Bir sergiye girdiğinde gözlerin ilk neye takılır? Renkler mi? Kalabalığın yöneldiği işler mi? Yoksa duvardaki etiketlerin başlığı mı?

Peki, bir tabloya en son ne zaman gerçekten baktın? Öyle göz ucuyla değil; durarak, zaman ayırarak, sessizleşerek…

Bugünün görsel çağında her şey saniyeler içinde önümüzden geçiyor. Bir imgeye bakmakla, onunla kalmak arasındaki fark giderek silikleşiyor. Oysa bir tablo, yalnızca gözle değil, dikkatle, sabırla ve belki biraz da kendinle baş başa kalarak anlaşılır.

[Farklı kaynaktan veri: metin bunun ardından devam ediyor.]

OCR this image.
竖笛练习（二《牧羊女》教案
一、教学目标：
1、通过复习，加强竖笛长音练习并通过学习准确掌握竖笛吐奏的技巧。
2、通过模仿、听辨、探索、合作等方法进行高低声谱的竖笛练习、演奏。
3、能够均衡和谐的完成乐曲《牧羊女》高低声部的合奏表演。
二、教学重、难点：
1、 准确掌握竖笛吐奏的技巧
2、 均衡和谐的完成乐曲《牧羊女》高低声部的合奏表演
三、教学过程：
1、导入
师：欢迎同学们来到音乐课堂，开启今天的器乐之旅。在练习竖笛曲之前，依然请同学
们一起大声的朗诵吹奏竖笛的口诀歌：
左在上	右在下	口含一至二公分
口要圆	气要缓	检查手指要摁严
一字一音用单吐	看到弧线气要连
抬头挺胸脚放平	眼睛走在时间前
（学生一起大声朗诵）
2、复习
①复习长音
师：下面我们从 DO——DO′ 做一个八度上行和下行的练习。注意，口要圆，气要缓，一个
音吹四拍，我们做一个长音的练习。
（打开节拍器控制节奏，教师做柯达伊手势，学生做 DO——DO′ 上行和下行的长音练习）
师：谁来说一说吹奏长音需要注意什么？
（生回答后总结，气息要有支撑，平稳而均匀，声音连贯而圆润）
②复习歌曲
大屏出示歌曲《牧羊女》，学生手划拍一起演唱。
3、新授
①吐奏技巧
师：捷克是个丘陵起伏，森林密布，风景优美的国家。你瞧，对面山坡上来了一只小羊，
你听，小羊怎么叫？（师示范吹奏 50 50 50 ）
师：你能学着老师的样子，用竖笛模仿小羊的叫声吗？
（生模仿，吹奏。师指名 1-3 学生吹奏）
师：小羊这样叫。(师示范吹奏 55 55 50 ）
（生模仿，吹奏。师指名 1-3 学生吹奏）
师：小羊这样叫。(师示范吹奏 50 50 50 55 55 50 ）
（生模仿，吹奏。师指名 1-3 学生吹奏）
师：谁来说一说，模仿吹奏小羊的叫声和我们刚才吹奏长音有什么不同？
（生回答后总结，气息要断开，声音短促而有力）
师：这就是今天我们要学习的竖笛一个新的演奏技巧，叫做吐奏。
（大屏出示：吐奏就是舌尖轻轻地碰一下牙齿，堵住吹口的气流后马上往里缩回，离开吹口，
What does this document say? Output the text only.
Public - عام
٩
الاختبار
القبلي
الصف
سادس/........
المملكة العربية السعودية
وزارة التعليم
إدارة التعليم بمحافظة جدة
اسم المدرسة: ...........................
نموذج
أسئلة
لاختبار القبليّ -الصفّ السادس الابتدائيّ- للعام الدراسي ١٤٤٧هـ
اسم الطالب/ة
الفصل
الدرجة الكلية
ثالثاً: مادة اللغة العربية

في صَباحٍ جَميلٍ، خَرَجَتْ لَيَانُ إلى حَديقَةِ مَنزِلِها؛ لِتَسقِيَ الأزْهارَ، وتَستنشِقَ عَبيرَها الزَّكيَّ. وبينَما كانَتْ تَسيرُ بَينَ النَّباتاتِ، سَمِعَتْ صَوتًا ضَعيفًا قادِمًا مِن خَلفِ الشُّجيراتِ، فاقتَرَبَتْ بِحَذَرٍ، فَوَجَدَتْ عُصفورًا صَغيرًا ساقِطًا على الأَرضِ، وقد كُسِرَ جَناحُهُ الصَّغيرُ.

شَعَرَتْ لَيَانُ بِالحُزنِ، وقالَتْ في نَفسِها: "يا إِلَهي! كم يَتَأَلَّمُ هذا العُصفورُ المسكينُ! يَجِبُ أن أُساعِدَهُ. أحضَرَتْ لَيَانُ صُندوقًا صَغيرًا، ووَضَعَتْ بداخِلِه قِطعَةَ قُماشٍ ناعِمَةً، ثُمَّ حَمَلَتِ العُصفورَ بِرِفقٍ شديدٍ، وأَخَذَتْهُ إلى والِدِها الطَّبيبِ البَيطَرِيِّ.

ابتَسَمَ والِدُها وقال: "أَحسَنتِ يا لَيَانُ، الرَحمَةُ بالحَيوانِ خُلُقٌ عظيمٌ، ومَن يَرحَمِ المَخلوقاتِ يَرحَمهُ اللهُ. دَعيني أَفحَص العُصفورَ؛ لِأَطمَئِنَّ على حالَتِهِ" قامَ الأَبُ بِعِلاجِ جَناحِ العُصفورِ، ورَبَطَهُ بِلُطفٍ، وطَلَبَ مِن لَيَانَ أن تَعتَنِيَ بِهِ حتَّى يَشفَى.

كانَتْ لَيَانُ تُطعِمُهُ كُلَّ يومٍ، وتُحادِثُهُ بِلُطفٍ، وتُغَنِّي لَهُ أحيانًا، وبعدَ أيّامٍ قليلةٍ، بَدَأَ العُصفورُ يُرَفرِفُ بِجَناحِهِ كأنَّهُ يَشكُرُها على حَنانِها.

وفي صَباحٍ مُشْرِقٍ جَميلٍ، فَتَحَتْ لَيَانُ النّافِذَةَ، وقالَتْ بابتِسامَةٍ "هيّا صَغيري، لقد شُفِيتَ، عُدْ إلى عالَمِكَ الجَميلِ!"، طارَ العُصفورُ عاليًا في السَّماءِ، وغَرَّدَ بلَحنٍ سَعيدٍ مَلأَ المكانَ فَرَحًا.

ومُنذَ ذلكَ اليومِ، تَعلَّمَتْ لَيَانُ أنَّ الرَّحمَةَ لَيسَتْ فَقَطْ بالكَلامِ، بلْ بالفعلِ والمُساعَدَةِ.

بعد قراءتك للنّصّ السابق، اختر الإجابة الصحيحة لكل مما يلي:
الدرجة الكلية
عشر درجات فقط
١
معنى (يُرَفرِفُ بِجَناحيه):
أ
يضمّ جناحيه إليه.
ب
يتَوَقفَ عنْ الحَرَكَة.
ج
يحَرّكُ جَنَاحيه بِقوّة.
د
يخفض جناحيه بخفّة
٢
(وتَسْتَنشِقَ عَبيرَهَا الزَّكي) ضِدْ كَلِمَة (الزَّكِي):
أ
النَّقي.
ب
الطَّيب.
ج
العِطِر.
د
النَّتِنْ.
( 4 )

Çünkü sanat sessizdir. Bağırmaz. Ama bakmayı bilirsen, fısıldar.

Bir fırça izi, ressamın içindeki tereddüdü gösterebilir. Bir renk, sakladığın bir hissi harekete geçirebilir. Bazı tablolar ilk bakışta hiçbir şey anlatmaz; çünkü onlar, senin içindeki soruları bekler. Onlara zaman ayırmadıkça kendilerini açmazlar.

Sanat, yalnızca estetik bir nesne değil, düşünsel bir duraktır. Özellikle çağdaş sanat, sana hazır cevaplar sunmaz; soru sorar. Cevabı ise senin içinde arar.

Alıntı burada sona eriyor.